HTML is a markup language (that's what the ML part stands for). As with any popular markup language, it changes over time just as programming languages and human languages do. The only differences wsith HTML is the speed at which it changes and the way that so much old HTML continues to exist.
HTML changed much more quickly in its earlier years than it has done more recently. HTML 4 became the "standard" back in 1997. One of the things that it did was to get rid of a lot of the tags that would no longer be necessary once browsers supported defining the page appearance using CSS. It finally became practical to actually do this in about 2005 once use of Netscape 4 dropped low enough to ignore - since that was the last of the popular browsers that didn't support enough CSS to be able to actually use HTML 4 as intended.

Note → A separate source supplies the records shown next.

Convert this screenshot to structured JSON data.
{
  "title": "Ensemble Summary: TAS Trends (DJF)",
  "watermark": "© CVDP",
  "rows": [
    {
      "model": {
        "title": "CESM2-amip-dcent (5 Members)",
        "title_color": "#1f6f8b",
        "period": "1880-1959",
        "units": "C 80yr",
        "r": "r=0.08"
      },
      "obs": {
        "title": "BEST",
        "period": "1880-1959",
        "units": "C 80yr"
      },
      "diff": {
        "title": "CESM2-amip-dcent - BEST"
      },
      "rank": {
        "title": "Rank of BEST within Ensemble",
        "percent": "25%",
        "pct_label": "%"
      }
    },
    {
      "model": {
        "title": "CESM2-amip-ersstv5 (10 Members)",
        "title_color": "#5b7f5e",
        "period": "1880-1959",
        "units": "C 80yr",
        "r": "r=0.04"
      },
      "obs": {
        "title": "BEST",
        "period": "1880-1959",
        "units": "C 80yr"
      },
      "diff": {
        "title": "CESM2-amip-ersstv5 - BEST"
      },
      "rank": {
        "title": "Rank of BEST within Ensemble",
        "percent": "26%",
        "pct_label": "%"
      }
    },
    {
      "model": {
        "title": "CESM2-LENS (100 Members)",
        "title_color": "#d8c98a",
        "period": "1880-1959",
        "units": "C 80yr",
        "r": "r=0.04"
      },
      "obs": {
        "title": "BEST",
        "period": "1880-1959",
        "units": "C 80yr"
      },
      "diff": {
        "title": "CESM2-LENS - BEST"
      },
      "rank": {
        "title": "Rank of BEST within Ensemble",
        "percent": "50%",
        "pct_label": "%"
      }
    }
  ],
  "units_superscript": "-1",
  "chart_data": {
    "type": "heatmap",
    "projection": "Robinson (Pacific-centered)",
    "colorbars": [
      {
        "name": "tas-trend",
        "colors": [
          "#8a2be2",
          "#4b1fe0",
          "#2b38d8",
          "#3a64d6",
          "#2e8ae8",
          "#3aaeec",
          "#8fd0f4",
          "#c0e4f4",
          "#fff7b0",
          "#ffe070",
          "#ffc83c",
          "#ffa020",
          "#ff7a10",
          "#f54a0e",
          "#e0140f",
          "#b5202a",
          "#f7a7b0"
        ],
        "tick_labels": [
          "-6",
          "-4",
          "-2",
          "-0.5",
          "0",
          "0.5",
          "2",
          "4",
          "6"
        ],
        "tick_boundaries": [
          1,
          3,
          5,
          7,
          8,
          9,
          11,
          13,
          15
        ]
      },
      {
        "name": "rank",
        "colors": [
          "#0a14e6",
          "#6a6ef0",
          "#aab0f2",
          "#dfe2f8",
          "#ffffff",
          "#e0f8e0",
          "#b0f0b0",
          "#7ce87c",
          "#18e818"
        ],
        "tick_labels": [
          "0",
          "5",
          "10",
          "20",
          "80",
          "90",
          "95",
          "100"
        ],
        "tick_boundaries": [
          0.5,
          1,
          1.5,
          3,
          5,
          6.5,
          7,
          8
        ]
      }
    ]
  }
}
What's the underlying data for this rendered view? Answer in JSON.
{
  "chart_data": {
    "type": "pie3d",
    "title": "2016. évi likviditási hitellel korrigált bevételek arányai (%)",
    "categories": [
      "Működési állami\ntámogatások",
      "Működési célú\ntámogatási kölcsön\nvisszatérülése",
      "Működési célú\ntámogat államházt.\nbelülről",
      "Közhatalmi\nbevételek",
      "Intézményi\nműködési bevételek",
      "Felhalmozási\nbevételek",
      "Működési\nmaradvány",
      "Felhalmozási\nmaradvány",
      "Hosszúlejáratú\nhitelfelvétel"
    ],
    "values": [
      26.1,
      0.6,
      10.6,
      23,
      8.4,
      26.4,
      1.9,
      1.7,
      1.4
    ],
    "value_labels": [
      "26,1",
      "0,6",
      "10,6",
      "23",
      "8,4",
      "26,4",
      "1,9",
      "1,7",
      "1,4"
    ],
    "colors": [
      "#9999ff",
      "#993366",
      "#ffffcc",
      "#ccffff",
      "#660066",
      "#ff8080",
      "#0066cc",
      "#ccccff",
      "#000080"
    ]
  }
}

Now it takes time for existing code to be updated to reflect modern usage. For many years programming languages have "deprecated" code that was valid in the prior version but which shouldn't be used in the new version. This provides a warning to those writing new code to not use those constructs and for those with old code that does use those constructs that they will need to update their code to replace those before the next version of the language comes out - because that next version will no longer support that code at all.
That same meaning for "deprecated" was intended with HTML 4. A "transitional" doctype was also provided that accepted the deprecated tags as valid so as to allow people to slowly transition their web pages from HTML 3.2 to HTML 4. Unfortunately, most people don't appear to have understood what "deprecated" and "transitional" mean with many web pages only being transitioned to use the transitional doctype while still continuing to use the antiquated HTML 3.2 tags that HTML 4 was warning would soon be dropped completely from the standard.
As a result of so many web pages continuing to use HTML 3.2 tags the web browsers cannot actually proceed to the next step and actually drop support for those now long dead tags. Unlike with programming languages where the following version actually ceases to support those things deprecated in the prior version, any attempt to do so with HTML would break the over 90% of the web that still uses the HTML 3.2 tags that were deprecated in 1997.
Now "deprecated" basically means the same thing as "obsolete" but most people are far more familiar with the latter term. HTML 5 has therefore decided to cease using the term "deprecated" for all the tags that HTML 4 removed in 1997 and the few additional ones that HTML 5 itself is intending to remove and instead now refers to them as "obsolete". The other change that has been made in switching the term used is recognition that there are lots of people out there who will continue to create web pages using HTML 3.2 (regardless of what doctype they use with it) and so while calling the tags deprecated implied that they were about to have support for them removed, the newly named "obsolete" tags are no longer intended to be removed from browsers.Instead browsers will be required to continue to support the obsolete tags so that the vast majority who still write HTML 3.2 will be able to have their web pages display correctly when people visit.
To a large extent the people working on HTML 5 are looking at making their new standard match the way browsers work rather than attempting to define how browsers ought to work (perhaps they are leaving that for HTML 6). This means that with HTML 5 there is no provision for trying to suggest that browsers should process different versions of HTML differently. Unlike with HTML 4 where you could use a strict doctype to identify that your page is supposed to be HTML 4 and a transitional doctype to indicate that it was still really HTML 3.2 and at least use a validator to test whether your HTML actually matched the appropriate standard, you don't have that information stored in an HTML 5 web page itself and so would need to select what version to validate against in the validator. The lack of this information within the page means that there is no longer even a possibility that browsers might actually implement something that will validate the HTML against the actual standard you are attempting to use. This is particularly unfortunate now that the latest versions of all browsers support XHTML because some browsers can actually perform this type of validation on XHTML web pages.